Tuesday, July 12, 2011

First Light, God's handiwork in Creation and the Big Bang



Jack Dikian
July 2011

Ever since I was a young boy I’ve been fascinated by the biblical statement "Let there be light" (Genesis 1:3). I still remember the curiosity and what must have been a child's wide eye - learning the scripture at school and church.

Much later I became interested in cosmology theory, Big Bangs, string landscapes and all the time holding on to my earlier notions of a first dawn, a first light.

Much has been written (speculated rather) about how the universe might have unfolded a few seconds after the big bang. Consider the Planck epoch (up to 10–43 seconds after the Big Bang) dealing with an unimaginably small period of time after the big bang where, perhaps, forces as we know them today might have been indistinguishable (viz a viz unification). Or consider the Inflationary epoch, a period between 10–36 seconds and 10–32 seconds after the Big Bang where it’s thought the universe went through rapid expansion and provided for the early seeds of structure to be laid down.

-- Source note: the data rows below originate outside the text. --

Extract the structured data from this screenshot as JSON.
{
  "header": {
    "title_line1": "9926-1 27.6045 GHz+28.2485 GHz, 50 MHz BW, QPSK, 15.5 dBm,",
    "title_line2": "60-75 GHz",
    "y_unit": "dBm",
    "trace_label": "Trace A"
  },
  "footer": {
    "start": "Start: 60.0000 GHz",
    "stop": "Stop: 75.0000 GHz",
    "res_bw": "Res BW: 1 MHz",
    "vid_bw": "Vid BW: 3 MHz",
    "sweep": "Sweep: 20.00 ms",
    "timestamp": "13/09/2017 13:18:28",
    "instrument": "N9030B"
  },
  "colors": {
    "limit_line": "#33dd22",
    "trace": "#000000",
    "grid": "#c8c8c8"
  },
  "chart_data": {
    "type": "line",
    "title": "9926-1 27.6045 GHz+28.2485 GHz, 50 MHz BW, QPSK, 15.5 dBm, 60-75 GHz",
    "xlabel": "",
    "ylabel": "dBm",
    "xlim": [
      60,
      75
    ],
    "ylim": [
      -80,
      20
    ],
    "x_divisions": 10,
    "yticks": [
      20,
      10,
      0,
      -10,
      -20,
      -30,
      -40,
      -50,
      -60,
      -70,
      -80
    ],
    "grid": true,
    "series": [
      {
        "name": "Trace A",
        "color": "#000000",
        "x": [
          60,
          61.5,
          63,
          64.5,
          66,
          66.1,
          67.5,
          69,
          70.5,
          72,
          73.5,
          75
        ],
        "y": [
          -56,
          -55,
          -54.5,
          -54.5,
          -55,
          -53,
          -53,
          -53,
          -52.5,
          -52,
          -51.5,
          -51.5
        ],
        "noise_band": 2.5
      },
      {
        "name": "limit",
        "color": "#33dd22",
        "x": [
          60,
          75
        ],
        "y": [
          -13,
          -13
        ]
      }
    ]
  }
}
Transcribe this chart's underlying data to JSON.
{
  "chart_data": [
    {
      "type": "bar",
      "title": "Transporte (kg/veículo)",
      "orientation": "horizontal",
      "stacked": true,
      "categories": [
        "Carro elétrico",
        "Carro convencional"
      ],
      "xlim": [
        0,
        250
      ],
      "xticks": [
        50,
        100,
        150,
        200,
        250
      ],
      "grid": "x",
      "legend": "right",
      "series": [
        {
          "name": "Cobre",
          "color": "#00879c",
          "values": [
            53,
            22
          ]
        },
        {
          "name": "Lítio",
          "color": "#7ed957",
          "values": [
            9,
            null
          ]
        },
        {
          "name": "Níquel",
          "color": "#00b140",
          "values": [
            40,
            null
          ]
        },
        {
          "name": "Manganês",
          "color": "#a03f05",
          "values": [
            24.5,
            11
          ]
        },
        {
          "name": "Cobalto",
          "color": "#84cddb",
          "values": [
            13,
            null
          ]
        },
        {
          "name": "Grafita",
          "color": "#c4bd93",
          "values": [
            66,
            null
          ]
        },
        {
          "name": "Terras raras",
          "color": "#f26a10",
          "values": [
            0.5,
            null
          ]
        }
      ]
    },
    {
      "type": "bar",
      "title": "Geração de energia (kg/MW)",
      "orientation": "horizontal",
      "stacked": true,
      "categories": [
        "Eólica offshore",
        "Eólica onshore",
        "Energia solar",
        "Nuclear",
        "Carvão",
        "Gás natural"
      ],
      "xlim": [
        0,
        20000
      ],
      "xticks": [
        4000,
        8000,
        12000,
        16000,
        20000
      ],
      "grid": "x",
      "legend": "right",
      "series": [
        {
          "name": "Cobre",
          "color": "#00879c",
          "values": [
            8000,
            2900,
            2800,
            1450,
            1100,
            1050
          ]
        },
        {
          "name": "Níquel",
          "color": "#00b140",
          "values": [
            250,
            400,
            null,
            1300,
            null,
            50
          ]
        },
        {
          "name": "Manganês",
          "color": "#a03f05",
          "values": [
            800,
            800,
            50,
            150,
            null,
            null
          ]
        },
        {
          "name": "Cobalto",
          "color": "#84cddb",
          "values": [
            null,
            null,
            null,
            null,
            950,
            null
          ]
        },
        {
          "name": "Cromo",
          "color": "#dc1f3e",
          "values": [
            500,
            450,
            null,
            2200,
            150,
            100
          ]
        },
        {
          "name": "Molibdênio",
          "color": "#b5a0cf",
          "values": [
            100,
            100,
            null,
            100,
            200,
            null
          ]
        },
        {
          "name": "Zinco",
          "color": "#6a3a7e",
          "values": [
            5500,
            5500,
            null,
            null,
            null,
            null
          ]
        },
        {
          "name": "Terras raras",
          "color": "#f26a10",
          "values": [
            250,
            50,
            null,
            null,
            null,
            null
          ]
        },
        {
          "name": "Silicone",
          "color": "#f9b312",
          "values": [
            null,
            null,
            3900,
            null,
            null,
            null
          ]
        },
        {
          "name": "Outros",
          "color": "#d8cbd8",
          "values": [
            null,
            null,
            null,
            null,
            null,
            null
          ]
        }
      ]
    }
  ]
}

It isn’t until the Photon epoch however (between 10 seconds and 380,000 years after the Big Bang) when neutral atoms begin to form and the universe begins to became transparent to visible light.

First Light

So the early universe was dense, hot, and shared little resemblance to what we have today. Photons would be reflected and scattered randomly in a largely "opaque" universe. As the universe continues to cool over the first 380,000 years or so, electrons and nuclei began to form atoms and photons are no longer strongly interacting with stable atoms. At this point photons begin to travel through the universe more freely as the universe became transparent to light, and so there is light.

Interestingly, these photons are still traveling today and can be detected as the "cosmic microwave background radiation”. Almost 1% of the static we notice on our television screens when we are switching between channels (all those in-between channels) is remarkably the noise of the early universe - the after glow.